Kuttan’s wife Devikili took me to meet the bride. I was surprised to see that bride was pregnant. Devikili explained to me that when a man and woman starts to live together , they do it with blessings of family and there is no festivities. Actual wedding takes place when the girl becomes pregnant. In the seventh month of preganancy , they invite all the Todas and a grand wedding ceremony and feast takes place.
Bride’s name was Nirosha and the Groom was Kashmadi kuttan.
The wedding took place in front of a Jambu tree located far from the house, on a vast grassland . A small hole was made on the tree.
Groom’s mother lighted a lamp and kept it inside the hole. By then more than 400 Todas had assembled in the grassland. They all were wearing traditional Puthukuli Shawl, which is hand embroidered by the women.
The women wore their hair in cute curls.
Groom came with the bride and started seeking blessings from elders. For this they had to sit on their knees and bend head. The Elderly Toda person raises his leg and touches forehead.
After seeking blessings from all the elders who gathered there, Groom left the bride in front of lamp and went inside nearby forest to make a bow and arrow using twigs of a special tree. Meanwhile, the festivities began.
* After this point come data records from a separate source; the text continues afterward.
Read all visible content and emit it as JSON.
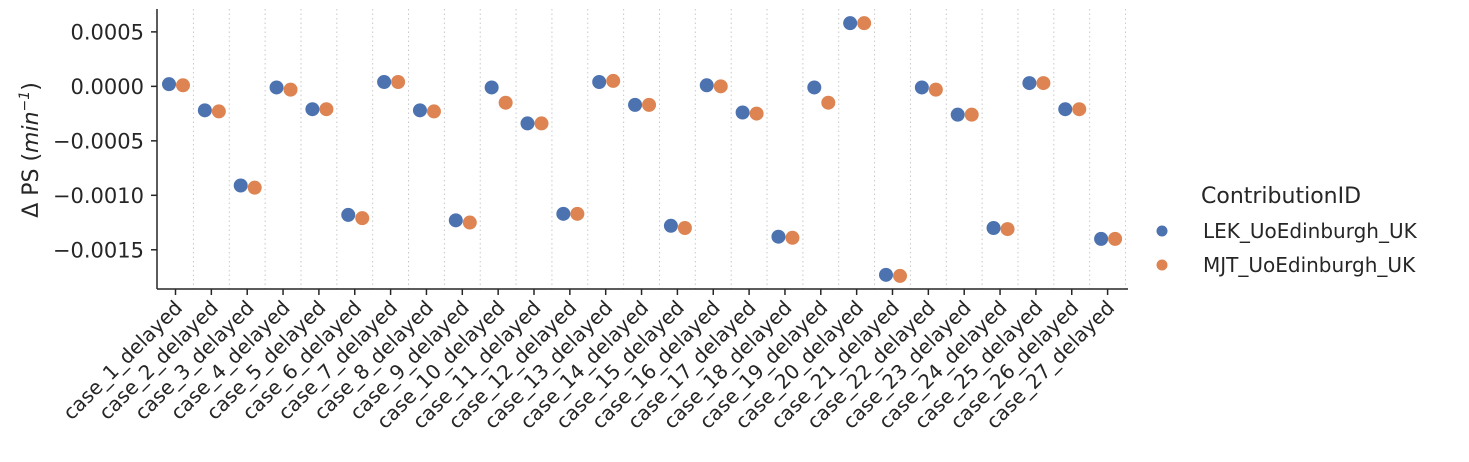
{
  "chart_data": {
    "type": "scatter",
    "title": "",
    "xlabel": "",
    "ylabel": "Δ PS (min⁻¹)",
    "ylabel_parts": {
      "prefix": "Δ PS (",
      "var": "min",
      "sup": "−1",
      "suffix": ")"
    },
    "ylim": [
      -0.00186,
      0.00071
    ],
    "yticks": [
      0.0005,
      0.0,
      -0.0005,
      -0.001,
      -0.0015
    ],
    "ytick_labels": [
      "0.0005",
      "0.0000",
      "−0.0005",
      "−0.0010",
      "−0.0015"
    ],
    "grid": "vertical dotted lines between categories",
    "legend": {
      "title": "ContributionID",
      "placement": "outside-right"
    },
    "categories": [
      "case_1_delayed",
      "case_2_delayed",
      "case_3_delayed",
      "case_4_delayed",
      "case_5_delayed",
      "case_6_delayed",
      "case_7_delayed",
      "case_8_delayed",
      "case_9_delayed",
      "case_10_delayed",
      "case_11_delayed",
      "case_12_delayed",
      "case_13_delayed",
      "case_14_delayed",
      "case_15_delayed",
      "case_16_delayed",
      "case_17_delayed",
      "case_18_delayed",
      "case_19_delayed",
      "case_20_delayed",
      "case_21_delayed",
      "case_22_delayed",
      "case_23_delayed",
      "case_24_delayed",
      "case_25_delayed",
      "case_26_delayed",
      "case_27_delayed"
    ],
    "series": [
      {
        "name": "LEK_UoEdinburgh_UK",
        "color": "#4c72b0",
        "values": [
          2e-05,
          -0.00022,
          -0.00091,
          -1e-05,
          -0.00021,
          -0.00118,
          4e-05,
          -0.00022,
          -0.00123,
          -1e-05,
          -0.00034,
          -0.00117,
          4e-05,
          -0.00017,
          -0.00128,
          1e-05,
          -0.00024,
          -0.00138,
          -1e-05,
          0.00058,
          -0.00173,
          -1e-05,
          -0.00026,
          -0.0013,
          3e-05,
          -0.00021,
          -0.0014
        ]
      },
      {
        "name": "MJT_UoEdinburgh_UK",
        "color": "#dd8452",
        "values": [
          1e-05,
          -0.00023,
          -0.00093,
          -3e-05,
          -0.00021,
          -0.00121,
          4e-05,
          -0.00023,
          -0.00125,
          -0.00015,
          -0.00034,
          -0.00117,
          5e-05,
          -0.00017,
          -0.0013,
          0.0,
          -0.00025,
          -0.00139,
          -0.00015,
          0.00058,
          -0.00174,
          -3e-05,
          -0.00026,
          -0.00131,
          3e-05,
          -0.00021,
          -0.0014
        ]
      }
    ]
  }
}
The men formed huge circle and started dancing to a particular tune. After a short while women too started dancing.
One hour later , Kashmadi returns with bow and arrow and gifts to his bride.
Bride’s brother gives honey to the young couple and after that they wear floral garlands and the wedding gets over.
As soon as the wedding ceremony ends, it started raining heavily and we all were drenched. As Kaumadi Kuttan insisted, we stayed back to have lunch.
Eventhough the food was tasty we couldn’t enjoy it as our clothes were wet and we were feeling uncomfortable. After lunch we thanked kuttan for inviting us for the wedding and returned to our stay.